Stephen R. van den Berg wrote:
>Tom Lane wrote:
>>Then use ctid.
>Hmmm, I didn't know about ctid. It does seem to allow me to distinguish
>values. It will require a SELECT followed by a DELETE or UPDATE though
>AFAICS. But I agree that it seems to solve my problem.
Funny, actually.
I just changed my application from doing a:
DELETE FROM a WHERE b=3 LIMIT 1;
to:
DELETE FROM a WHERE ctid=(SELECT ctid FROM a WHERE b=3 LIMIT 1);
It works.
Actually, it works *identically*, i.e. the actual row deleted is
just as randomly chosen as in the DELETE with LIMIT case.
The first version looks cleaner to me (and better understandable) though.

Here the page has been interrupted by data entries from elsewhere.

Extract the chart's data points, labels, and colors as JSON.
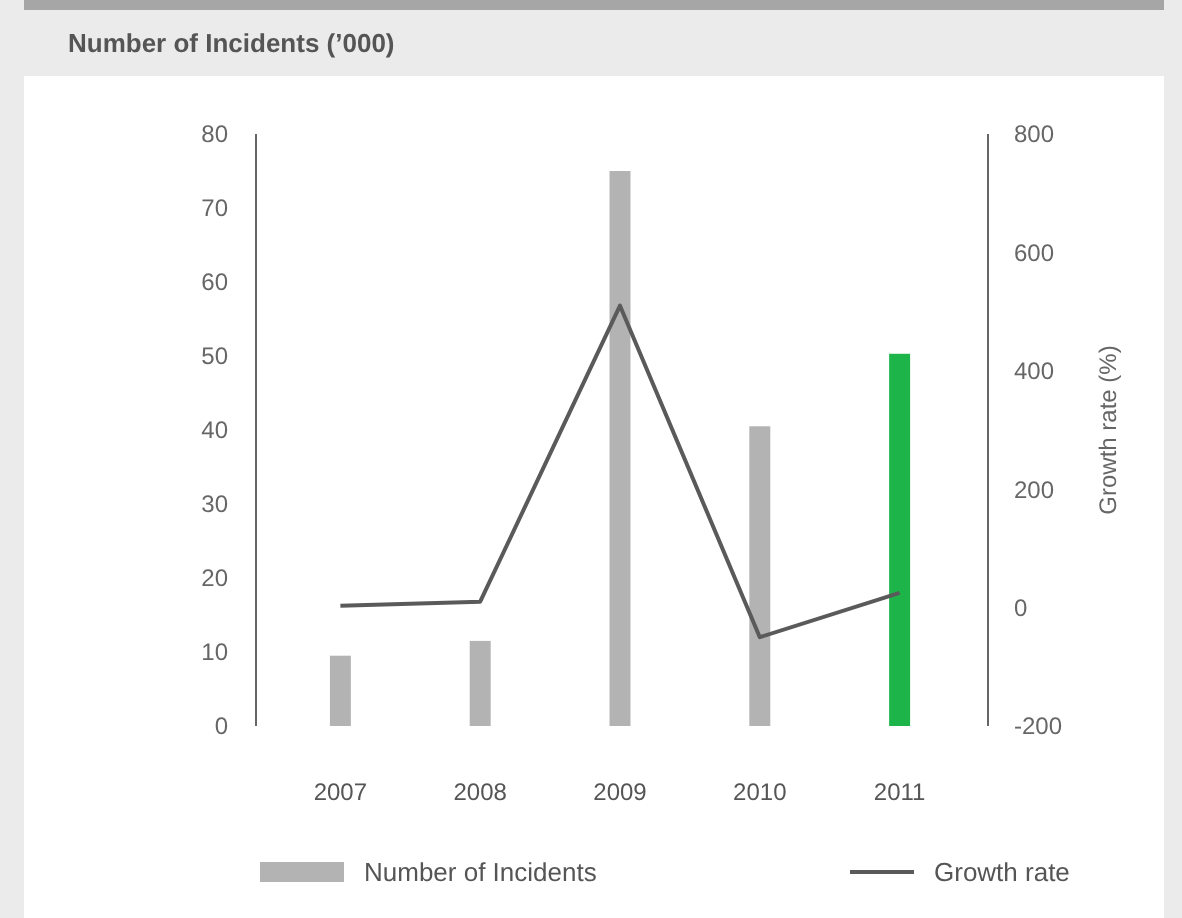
{
  "chart_data": {
    "type": "bar",
    "title": "Number of Incidents (’000)",
    "y2label": "Growth rate (%)",
    "categories": [
      "2007",
      "2008",
      "2009",
      "2010",
      "2011"
    ],
    "series": [
      {
        "name": "Number of Incidents",
        "color": "#b3b3b3",
        "colors": [
          "#b3b3b3",
          "#b3b3b3",
          "#b3b3b3",
          "#b3b3b3",
          "#1db54a"
        ],
        "values": [
          9.5,
          11.5,
          75,
          40.5,
          50.3
        ]
      },
      {
        "name": "Growth rate",
        "type": "line",
        "axis": "y2",
        "color": "#5a5a5a",
        "values": [
          3,
          10,
          510,
          -50,
          25
        ]
      }
    ],
    "ylim": [
      0,
      80
    ],
    "yticks": [
      0,
      10,
      20,
      30,
      40,
      50,
      60,
      70,
      80
    ],
    "y2lim": [
      -200,
      800
    ],
    "y2ticks": [
      -200,
      0,
      200,
      400,
      600,
      800
    ],
    "grid": false,
    "legend": "bottom",
    "marker": "none",
    "line_style": "solid"
  }
}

Incidentally, using a SELECT without an ORDER BY but with a LIMIT is
documented to give unpredictable results, yet users are expected cope with
this fact, but are expected to have problems with a similar fact in
an UPDATE or DELETE statement?
Somehow the argumentation is not conclusive.
--
Sincerely, srb@cuci.nl
Stephen R. van den Berg (AKA BuGless).
Do more than anyone expects, and pretty soon everyone will expect more.